Gary Wilson
You Think You Really Know Me
Self Released/Motel
1977
C

for most of its existence, this album has been regarded as a “lost classic” of late ‘70s new wave. Courtesy of mentions by Hüsker Dü and Beck, plenty of people had heard of it, but only a handful had heard any of the music contained therein. Pressed on a strictly vanity basis, Gary Wilson sent the record to radio stations across the US, filling each package with personal notes and autographed photos. One glance at a photo of a scraggly-bearded Wilson, clad only in underwear and spools of magnetic tape, and the disinterest shown by station managers becomes quite understandable. A few copies did make their way into the hands of sympathetic souls, most notably at KAOS, the highly influential station at Evergreen State College. This glimmer of interest encouraged Wilson to move to the West Coast, in an attempt to jump-start his career, but by 1981, the dream had faded. The album and the artist slid into obscurity, forgotten by all but the few who stumbled across a copy in a dusty cellar.


Of course, this assured that You Think You Really Know Me would gain a luster in the eyes of vinyl fetishists and record geeks. It becomes all too easy to mythologize that which has been lost to the world, and albums of middling quality can appear near perfect through the dust-fogged lenses of the collector. Thankfully, the album’s re-release on CD provides an opportunity to look at it through fresh eyes, to judge it on the one criterion that should matter: the music.


One can barely read anything about Wilson without hearing that he sounded ahead of his time, that being the accepted critical shorthand for bizarre. It’s also a careless description; while certainly not of his time, it’s difficult to posit any sort of musical future in which this album would fit comfortably. That’s not to say that it is a timeless album, either, able to transcend generational boundaries with the leveling power of its songs. Existing in the same temporal limbo as cheap motels (the kind with a seedy lounge and a paunchy musical act), post-Rat Pack Vegas, and adolescence, it depicts a Happy Days suburb, illuminated by a luridly flickering red light bulb, with a soundtrack composed by Prince, but performed by Bill Murray.

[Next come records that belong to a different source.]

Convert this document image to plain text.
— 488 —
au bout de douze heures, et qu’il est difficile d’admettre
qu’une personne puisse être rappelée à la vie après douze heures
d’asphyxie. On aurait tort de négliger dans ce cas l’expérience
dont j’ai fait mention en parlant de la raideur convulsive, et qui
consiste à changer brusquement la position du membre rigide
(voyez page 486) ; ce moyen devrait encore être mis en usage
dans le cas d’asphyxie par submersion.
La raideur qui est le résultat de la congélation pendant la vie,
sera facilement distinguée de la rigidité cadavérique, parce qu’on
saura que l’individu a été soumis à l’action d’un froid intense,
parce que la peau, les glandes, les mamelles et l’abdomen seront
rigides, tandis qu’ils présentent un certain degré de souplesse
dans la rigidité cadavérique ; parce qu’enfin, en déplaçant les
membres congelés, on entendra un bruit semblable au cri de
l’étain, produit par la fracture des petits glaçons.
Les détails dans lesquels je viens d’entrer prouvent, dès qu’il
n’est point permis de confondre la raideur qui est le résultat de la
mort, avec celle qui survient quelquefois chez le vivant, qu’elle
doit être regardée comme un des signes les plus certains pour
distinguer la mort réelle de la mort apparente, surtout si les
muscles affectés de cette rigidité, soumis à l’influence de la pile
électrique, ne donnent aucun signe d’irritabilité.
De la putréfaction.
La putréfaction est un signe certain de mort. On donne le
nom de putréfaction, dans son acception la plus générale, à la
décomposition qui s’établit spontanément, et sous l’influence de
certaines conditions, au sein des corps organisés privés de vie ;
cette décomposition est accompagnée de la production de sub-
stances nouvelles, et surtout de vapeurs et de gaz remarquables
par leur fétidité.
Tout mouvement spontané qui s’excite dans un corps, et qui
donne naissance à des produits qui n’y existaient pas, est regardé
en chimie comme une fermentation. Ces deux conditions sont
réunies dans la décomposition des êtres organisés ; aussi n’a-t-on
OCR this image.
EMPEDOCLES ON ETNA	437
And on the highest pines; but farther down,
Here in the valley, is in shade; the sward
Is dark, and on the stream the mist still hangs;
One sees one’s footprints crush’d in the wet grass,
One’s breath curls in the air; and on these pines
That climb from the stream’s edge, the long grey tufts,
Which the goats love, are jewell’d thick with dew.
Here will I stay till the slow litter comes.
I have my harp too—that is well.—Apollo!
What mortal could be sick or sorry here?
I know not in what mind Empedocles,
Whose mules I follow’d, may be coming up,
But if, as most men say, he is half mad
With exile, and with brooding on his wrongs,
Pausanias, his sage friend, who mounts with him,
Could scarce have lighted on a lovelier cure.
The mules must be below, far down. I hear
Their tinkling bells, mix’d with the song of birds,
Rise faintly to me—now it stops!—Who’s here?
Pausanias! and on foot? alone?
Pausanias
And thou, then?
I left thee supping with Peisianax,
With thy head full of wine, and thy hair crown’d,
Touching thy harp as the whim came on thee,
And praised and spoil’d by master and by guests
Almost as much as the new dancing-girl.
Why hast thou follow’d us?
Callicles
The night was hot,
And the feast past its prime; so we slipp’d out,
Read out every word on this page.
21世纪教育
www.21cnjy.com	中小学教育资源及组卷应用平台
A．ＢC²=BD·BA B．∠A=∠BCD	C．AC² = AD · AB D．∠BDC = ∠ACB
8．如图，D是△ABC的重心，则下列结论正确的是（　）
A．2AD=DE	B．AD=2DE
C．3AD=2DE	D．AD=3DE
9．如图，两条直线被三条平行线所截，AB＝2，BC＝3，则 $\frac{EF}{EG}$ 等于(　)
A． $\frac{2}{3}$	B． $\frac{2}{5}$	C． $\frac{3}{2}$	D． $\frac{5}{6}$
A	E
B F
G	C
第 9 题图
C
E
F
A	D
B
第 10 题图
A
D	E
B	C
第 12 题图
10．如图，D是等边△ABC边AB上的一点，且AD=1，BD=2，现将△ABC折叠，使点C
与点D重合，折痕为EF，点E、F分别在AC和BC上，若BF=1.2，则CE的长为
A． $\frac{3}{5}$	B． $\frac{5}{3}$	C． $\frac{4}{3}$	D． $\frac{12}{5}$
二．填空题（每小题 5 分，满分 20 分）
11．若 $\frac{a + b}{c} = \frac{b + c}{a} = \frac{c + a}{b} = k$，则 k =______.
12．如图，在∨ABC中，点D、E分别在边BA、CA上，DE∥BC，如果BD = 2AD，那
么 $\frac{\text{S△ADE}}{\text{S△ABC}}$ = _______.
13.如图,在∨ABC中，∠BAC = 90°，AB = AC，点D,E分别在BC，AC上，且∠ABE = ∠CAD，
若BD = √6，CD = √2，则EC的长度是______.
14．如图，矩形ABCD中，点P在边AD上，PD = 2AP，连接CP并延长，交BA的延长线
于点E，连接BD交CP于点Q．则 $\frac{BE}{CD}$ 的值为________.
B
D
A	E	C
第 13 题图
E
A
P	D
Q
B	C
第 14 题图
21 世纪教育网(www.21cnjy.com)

The album is opened with waves of distortion washing over a placid keyboard motif, leading into the bright synth-funk of “You Keep On Looking.” These opening tracks provide a handy template for the album: upbeat pop songs placed next to disturbing noise experiments, sometimes within the space of one song. Above it all, Wilson spits out a stream-of-consciousness litany of lust and insecurity, stuttering and strutting like some deranged hybrid of Buddy Holly and James Brown. His vocals lend an unsettling feel to the proceedings, providing a voyeuristic insight into the fevered mind of a teenager, albeit one obsessed less with sex itself than the idea of sex. When paired with the driving grooves of “When You Walk Into My Dreams” and “Groovy Girls Make Love At The Beach”, the combination works: the pained singer and peppy backdrop pull the song in opposite directions, and this tension serves to keep the song afloat in a classic pop dynamic. At other times, the album borders on unlistenable. “Loneliness”, which combines moaning synthesizers with an anguished voice contemplating suicide, is so overwhelmingly dark, so entirely devoid of hope, that the initial listen, much less any repeat plays, becomes a daunting task.


The middle ground between these two extremes is found in “6.4 = Make Out”, referring to the correlation between alcohol and teenage sex (6.4 being the alcohol content of a local beer). A slow-burning groove where Wilson breathes lascivious come-ons, the track builds in tension, as it becomes increasingly doubtful that there is anyone else present. He boasts of Karen, the girl he has a “real crush” on, but ends whimpering that “she’s real...she’s so real...” It ends up as a bizarre blend of bravado and pleading, an awkward encapsulation of adolescence that’s the best moment on the album.


Despite a handful of interesting tracks, it’s difficult to recommend You Think You Really Know Me as an essential purchase. It’s a soundtrack to a David Lynch world, several steps removed from the surface of reality, and equally removed from what most consider pop music.